The ultimate takedown of Sean Penn (and Geraldo Rivera)

A real journalist who has tracked down and interviewed murderous villains delivers the best rebuke to Sean Penn.  Monica Showalter writes in Investor’s Business Daily about Penn and his big fan, Geraldo Rivera:

Fox News' Geraldo Rivera declared that the criticism being heaped on Sean Penn for his vetted "interview" with Mexican drug lord Chapo Guzman is simply a mistake.

"I would have done it," the big-name network newsman wrote. Guys like Penn "are not co-conspirators with the world's most wanted man. They wanted to talk to him the way others have talked to a rogue's gallery of bad guys ranging from Pol Pot to Stalin to Hitler to Castro to Mark Chapman to John Wayne Gacy or Ted Bundy. This is what enterprise journalists do. They take newsworthy information from sources however distasteful, and they convey it from point A to point B," Rivera wrote.

That's pretty fine words until you realize that 67 Mexican journalists have been murdered by Mexico's heinous cartels, including Guzman's, for the "crime" of trying to report the truth without Chapo's vetting. The Washington Post called it an "epic insult" to their memory.

But in Rivera's own mind, it all seemed so logical. That may be because the television news culture he inhabits is so corrupted.

For an example of an uncorrupted journalist, she quotes an email exchange she had with her friend Nate Thayer:

Nate Thayer is a foreign correspondent's foreign correspondent who spent 20 years in Southeast Asia tracking down Pol Pot, the murderous Cambodian communist dictator who slaughtered a third of his nation in the 1970s for the purpose of rebuilding society from scratch, even killing citizens for the "crime" of wearing eyeglasses. Pol Pot was a monster. Thayer, a badass freelancer for the Far Eastern Economic Review, tracked Pol Pot down in the Cambodian jungle when he was on the run, and in 1998 managed with great difficulty to get the world's only interview with the beast.

In the course of getting that interview, not once did Thayer compromise his journalistic principles — not once. He had to develop contacts in the Thai military so as to obtain permission to go into the Khmer Rouge no-go zones, develop contacts inside Pol Pot's Khmer Rouge communists in the jungle, develop contacts with assorted other marauders and bad guys, and continuously persist in the back and forth that goes with such a high-risk endeavor. Thayer also had to evade random roadside killers, terrible bouts of malaria and other jungle diseases, and weather unbelievable hazards, all for the sake of the journey and his achievement. In short, he had to take the long way to the dictator, the principled way, not the short-and-easy compromised way that Penn did.
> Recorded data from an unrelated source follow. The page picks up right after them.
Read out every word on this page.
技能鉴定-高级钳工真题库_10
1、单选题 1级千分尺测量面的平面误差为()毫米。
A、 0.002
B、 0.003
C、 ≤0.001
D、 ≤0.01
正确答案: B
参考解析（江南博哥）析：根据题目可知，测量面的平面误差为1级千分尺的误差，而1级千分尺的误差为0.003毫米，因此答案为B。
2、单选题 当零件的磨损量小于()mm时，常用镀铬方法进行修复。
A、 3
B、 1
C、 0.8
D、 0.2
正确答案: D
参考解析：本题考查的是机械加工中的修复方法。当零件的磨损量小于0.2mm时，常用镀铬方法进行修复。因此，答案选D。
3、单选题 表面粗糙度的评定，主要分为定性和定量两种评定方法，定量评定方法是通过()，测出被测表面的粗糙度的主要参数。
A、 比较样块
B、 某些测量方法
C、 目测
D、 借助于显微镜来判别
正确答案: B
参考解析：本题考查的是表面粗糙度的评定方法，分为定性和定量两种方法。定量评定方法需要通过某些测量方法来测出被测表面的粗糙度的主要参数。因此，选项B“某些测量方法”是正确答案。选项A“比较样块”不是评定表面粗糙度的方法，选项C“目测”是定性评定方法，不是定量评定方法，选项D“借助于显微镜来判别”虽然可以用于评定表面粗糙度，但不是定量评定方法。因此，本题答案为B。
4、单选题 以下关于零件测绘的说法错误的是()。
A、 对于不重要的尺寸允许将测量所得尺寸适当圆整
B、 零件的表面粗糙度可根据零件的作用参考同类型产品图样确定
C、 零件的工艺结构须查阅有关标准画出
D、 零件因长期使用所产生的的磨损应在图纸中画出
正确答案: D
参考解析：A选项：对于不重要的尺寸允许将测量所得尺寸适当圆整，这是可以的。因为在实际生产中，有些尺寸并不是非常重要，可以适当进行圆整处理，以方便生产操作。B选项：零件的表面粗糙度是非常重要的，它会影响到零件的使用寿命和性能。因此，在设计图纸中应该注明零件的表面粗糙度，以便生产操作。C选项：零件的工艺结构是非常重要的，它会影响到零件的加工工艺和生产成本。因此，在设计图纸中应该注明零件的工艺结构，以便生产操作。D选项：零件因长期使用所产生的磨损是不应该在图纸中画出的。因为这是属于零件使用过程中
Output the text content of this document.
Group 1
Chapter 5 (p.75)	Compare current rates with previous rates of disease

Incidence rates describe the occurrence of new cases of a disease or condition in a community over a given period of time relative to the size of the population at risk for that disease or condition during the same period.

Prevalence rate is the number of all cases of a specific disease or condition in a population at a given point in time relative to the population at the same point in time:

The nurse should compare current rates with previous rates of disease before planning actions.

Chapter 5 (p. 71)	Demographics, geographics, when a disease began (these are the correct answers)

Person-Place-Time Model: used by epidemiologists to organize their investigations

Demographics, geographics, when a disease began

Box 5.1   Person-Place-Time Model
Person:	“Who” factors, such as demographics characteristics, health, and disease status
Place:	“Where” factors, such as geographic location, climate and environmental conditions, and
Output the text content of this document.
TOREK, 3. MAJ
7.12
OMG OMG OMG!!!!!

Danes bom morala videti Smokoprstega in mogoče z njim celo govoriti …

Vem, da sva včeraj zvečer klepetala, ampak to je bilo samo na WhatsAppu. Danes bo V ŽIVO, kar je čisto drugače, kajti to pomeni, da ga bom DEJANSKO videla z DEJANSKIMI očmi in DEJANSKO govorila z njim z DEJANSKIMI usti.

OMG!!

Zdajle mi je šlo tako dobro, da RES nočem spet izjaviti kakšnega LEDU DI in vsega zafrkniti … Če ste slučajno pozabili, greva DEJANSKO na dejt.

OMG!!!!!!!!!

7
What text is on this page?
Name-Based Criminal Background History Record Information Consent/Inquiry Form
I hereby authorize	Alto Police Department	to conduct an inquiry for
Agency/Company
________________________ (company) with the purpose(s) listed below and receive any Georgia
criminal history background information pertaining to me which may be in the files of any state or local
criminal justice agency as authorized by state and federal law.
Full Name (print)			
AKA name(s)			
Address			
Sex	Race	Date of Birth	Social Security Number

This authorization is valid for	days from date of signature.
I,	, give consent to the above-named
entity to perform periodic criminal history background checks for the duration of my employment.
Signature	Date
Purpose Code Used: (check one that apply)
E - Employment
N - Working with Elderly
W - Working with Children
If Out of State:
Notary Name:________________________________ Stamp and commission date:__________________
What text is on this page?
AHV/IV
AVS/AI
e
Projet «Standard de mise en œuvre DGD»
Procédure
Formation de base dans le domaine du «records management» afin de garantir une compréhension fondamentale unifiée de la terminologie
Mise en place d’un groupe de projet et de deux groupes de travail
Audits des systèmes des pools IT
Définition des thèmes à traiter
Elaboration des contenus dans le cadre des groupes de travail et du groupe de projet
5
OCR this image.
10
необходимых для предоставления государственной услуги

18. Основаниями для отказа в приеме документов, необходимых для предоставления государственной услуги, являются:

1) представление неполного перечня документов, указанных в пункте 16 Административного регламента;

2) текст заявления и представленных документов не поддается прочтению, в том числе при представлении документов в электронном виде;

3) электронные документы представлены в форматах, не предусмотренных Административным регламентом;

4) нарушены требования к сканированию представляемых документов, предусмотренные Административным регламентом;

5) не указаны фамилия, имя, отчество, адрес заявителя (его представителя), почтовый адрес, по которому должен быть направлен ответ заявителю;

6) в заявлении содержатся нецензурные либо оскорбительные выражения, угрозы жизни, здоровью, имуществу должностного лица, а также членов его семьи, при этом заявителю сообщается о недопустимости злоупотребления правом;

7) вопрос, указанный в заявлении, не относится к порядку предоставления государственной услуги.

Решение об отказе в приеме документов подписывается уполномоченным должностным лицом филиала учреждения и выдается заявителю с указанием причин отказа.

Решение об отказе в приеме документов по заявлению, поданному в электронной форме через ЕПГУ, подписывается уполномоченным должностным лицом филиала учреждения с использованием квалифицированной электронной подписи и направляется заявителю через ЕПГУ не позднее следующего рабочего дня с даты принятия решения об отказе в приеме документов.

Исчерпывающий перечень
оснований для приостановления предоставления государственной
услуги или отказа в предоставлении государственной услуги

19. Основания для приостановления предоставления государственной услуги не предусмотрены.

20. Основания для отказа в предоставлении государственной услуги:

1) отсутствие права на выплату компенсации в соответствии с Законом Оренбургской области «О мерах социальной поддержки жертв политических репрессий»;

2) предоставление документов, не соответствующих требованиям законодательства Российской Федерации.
Thayer is an old friend and I asked him what he thought about it:

"The difference between Penn and a journalist are clear," Thayer wrote by email. "He has every right to do what he does and meet who he wants. But he advocates for people's political positions. Whatever that is, it is not journalism. And it puts the rest of us at risk.  (Emphasis added) I hang out with rogue bad guys for a living (Pol Pot, the NKorean Kim's, the KKK etc), but it is vital to be clear on ones independence. They all respect that because they know that is where real credibility . . . is based upon. They need to go through the sausage making process. Otherwise one falls into the 'useful idiot' category. The jury is out on whether Penn falls in what category."

Of course, as a freelancer, Thayer enjoys none of the perks and privileges, not to mention the money, of the likes of Penn and Rivera.  He’s the real deal, and he knows what they have never learned about a profession they allegedly all practice.